5 upvotes, 1 direct replies

no, the majority's displeasure is with reddit flip-flopping on its stance.

if it wants to be completely a bastion of free speech, then why the jailbait saga? if it wants to moderate and draw a proverbial line in the sand, then why allow the CEO (and to a smaller extent, the admin as well) to play the messianic role and convince everybody that they are ethical? futher, why allow the propagation of the cesspool of subreddits promoting rape, molest, pedophilia, necrophilia and the like?

the case is clear that reddit needs to confront itself internally and maintain a singular stance that it can adhere to.

Comment by digital_carver at 07/09/2014 at 15:38 UTC

23 upvotes, 0 direct replies

Yes, I wish all the people in this thread asking for `$their_favorite_evil_subreddit` to be banned understood this. Censorship is *always* a slippery slope and leads to an "only stuff I agree with stays" status, however well-intentioned it starts out.
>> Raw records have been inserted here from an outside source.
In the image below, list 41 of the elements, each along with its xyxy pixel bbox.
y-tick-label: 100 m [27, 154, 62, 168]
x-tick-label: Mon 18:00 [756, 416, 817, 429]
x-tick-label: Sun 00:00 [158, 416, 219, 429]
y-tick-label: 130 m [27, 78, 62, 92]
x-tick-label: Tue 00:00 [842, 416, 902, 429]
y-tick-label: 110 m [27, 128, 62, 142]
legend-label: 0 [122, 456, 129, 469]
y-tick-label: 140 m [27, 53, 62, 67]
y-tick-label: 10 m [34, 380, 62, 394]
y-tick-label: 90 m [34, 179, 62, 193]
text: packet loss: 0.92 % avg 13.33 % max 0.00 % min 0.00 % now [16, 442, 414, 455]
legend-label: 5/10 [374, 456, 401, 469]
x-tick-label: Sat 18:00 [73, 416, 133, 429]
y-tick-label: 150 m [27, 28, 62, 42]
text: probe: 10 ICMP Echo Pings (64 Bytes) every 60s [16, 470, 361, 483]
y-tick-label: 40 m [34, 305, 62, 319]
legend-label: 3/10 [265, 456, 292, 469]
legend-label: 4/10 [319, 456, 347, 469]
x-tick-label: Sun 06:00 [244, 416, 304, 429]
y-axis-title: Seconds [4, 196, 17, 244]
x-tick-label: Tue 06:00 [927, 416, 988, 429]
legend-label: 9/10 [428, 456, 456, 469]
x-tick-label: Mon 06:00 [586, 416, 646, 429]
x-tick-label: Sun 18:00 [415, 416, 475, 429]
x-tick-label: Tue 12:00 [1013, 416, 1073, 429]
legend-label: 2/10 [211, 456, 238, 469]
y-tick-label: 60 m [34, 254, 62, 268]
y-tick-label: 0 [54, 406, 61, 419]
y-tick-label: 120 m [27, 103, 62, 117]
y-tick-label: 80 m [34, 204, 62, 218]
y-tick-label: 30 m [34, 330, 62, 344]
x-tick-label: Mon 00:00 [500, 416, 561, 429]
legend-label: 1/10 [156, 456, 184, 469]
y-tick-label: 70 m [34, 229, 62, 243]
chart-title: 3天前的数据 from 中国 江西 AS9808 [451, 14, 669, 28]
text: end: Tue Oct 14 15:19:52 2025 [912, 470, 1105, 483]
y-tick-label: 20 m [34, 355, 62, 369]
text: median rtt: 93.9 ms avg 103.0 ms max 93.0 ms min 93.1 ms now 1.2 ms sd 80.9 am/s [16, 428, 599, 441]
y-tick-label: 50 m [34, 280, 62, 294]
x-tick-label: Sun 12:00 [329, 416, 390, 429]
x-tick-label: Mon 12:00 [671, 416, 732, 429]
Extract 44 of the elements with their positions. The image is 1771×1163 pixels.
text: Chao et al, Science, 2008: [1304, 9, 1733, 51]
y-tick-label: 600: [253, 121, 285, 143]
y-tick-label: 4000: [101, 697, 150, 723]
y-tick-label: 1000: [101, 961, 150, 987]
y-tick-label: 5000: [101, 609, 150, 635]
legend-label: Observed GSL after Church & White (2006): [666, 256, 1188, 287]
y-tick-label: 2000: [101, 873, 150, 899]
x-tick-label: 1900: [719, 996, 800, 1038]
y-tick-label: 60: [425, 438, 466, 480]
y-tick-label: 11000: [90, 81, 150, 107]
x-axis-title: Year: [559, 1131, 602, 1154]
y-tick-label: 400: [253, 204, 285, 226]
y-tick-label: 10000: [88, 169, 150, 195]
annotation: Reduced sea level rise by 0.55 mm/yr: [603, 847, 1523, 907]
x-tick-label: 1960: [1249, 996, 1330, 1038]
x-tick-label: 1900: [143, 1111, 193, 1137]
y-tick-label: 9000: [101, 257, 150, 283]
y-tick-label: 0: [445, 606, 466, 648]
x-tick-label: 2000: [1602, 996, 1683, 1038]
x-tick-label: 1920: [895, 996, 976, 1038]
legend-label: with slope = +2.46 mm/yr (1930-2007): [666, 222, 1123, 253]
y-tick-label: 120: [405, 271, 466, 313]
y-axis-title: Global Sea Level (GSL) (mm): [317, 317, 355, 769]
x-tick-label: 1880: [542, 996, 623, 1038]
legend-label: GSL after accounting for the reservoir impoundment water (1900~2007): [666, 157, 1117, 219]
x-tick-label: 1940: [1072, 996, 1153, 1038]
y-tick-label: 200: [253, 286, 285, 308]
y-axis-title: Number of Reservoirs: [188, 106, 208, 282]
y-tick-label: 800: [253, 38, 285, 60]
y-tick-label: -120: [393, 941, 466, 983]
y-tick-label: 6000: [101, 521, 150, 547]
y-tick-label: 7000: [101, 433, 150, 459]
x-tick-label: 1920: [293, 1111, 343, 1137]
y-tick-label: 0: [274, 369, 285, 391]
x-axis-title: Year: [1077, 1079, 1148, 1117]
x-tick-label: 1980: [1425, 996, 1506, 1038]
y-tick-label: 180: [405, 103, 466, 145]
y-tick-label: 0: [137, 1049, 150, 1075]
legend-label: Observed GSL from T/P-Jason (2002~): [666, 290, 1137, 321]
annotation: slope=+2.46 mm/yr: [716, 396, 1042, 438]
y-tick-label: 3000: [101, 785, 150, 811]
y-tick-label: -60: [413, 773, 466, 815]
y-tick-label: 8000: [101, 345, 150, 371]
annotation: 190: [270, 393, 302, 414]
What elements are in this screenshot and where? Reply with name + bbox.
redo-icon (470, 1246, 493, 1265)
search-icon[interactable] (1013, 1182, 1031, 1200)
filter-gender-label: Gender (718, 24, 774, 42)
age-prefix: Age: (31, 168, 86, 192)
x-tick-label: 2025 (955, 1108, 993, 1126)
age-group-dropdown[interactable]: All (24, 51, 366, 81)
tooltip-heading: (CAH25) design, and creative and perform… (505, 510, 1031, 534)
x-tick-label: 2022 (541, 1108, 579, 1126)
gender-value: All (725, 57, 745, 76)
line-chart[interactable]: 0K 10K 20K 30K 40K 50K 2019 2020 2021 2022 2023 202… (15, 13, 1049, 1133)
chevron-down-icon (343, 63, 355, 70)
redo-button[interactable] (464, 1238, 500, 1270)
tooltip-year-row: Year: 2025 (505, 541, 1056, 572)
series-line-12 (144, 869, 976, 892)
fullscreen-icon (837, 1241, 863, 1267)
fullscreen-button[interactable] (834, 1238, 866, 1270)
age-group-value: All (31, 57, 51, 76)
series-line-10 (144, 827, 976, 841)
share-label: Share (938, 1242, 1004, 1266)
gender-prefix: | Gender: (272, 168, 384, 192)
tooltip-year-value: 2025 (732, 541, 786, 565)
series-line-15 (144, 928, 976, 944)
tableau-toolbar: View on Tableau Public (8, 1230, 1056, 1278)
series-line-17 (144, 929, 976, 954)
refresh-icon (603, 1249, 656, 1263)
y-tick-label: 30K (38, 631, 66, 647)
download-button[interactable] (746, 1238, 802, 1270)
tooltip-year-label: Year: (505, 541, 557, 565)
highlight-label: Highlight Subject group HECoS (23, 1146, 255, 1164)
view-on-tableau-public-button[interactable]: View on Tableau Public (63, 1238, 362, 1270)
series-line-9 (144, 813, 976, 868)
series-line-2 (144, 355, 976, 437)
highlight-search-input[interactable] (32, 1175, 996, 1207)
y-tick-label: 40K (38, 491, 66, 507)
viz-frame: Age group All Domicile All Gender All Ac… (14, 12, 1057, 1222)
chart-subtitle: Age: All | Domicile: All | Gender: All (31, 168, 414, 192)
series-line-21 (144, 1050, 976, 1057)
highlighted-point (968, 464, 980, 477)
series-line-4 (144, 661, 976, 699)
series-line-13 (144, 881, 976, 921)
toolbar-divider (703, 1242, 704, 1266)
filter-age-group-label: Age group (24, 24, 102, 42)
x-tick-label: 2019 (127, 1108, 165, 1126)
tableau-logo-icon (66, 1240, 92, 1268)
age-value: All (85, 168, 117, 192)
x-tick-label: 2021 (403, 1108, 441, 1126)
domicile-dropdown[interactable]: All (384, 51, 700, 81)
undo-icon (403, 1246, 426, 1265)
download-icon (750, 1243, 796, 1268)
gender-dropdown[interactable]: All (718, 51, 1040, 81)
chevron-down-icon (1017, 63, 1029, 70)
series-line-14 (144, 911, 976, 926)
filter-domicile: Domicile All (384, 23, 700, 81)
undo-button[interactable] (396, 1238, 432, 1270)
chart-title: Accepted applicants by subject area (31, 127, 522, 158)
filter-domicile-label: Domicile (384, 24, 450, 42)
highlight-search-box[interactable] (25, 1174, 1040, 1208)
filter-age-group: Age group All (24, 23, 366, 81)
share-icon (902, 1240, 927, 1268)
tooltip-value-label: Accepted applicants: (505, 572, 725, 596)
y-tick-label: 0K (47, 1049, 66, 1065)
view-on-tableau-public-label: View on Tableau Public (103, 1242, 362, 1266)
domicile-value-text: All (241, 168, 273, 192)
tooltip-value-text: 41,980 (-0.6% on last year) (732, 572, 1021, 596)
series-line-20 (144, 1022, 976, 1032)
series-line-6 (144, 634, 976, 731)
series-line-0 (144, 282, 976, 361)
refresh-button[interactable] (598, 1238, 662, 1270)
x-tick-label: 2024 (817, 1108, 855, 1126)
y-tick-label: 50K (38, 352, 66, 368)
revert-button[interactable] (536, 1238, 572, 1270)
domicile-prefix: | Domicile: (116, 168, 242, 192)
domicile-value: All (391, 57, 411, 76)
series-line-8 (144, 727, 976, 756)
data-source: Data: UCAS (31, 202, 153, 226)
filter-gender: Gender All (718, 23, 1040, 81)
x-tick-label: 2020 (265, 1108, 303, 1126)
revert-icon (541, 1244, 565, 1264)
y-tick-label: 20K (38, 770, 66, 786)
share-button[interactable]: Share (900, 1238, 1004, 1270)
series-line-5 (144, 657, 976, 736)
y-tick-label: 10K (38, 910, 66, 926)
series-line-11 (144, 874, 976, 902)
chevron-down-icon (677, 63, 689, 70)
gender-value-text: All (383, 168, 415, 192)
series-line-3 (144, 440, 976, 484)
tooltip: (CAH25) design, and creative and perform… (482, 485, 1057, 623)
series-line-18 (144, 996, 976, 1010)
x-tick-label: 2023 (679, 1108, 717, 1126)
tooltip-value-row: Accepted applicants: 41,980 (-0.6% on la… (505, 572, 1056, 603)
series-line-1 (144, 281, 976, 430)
Better to view reddit simply as a way of communication where the admins' job is only to keep it running - not to be a "moral police force" or even a "government". Anything else inevitably turns bad real quick.

Comment by CrAzyCatDame at 07/09/2014 at 21:28 UTC

3 upvotes, 1 direct replies

I am glad you mentioned the proana thing. I have wondered for a long time why subs that promote hate and violence are allowed but a sub like proana isn't. I posted a question to AskReddit and it was just ignored.

Comment by caligari87 at 07/09/2014 at 15:54 UTC

2 upvotes, 2 direct replies

I think Reddit is really only sustainable at this size if the admins leave these decisions to the individual subreddits and only get their hands dirty when the entire system is threatened, as it was in this situation.

But isn't that exactly what happened here? I think it's perfectly clear the entire site *was* threatened on a technical and legal level. People are just mad because they disagree with the decision. I'd be willing to bet the same thing happened with the FiveGuys controversy; there was probably a ton of lawyering behind the scenes putting the site in jeopardy and they just can't or don't want to go into it.

Comment by starhawks at 08/09/2014 at 00:02 UTC

5 upvotes, 1 direct replies

Why would the MR sub be unacceptable and not twoxchromosomes or /r/feminism?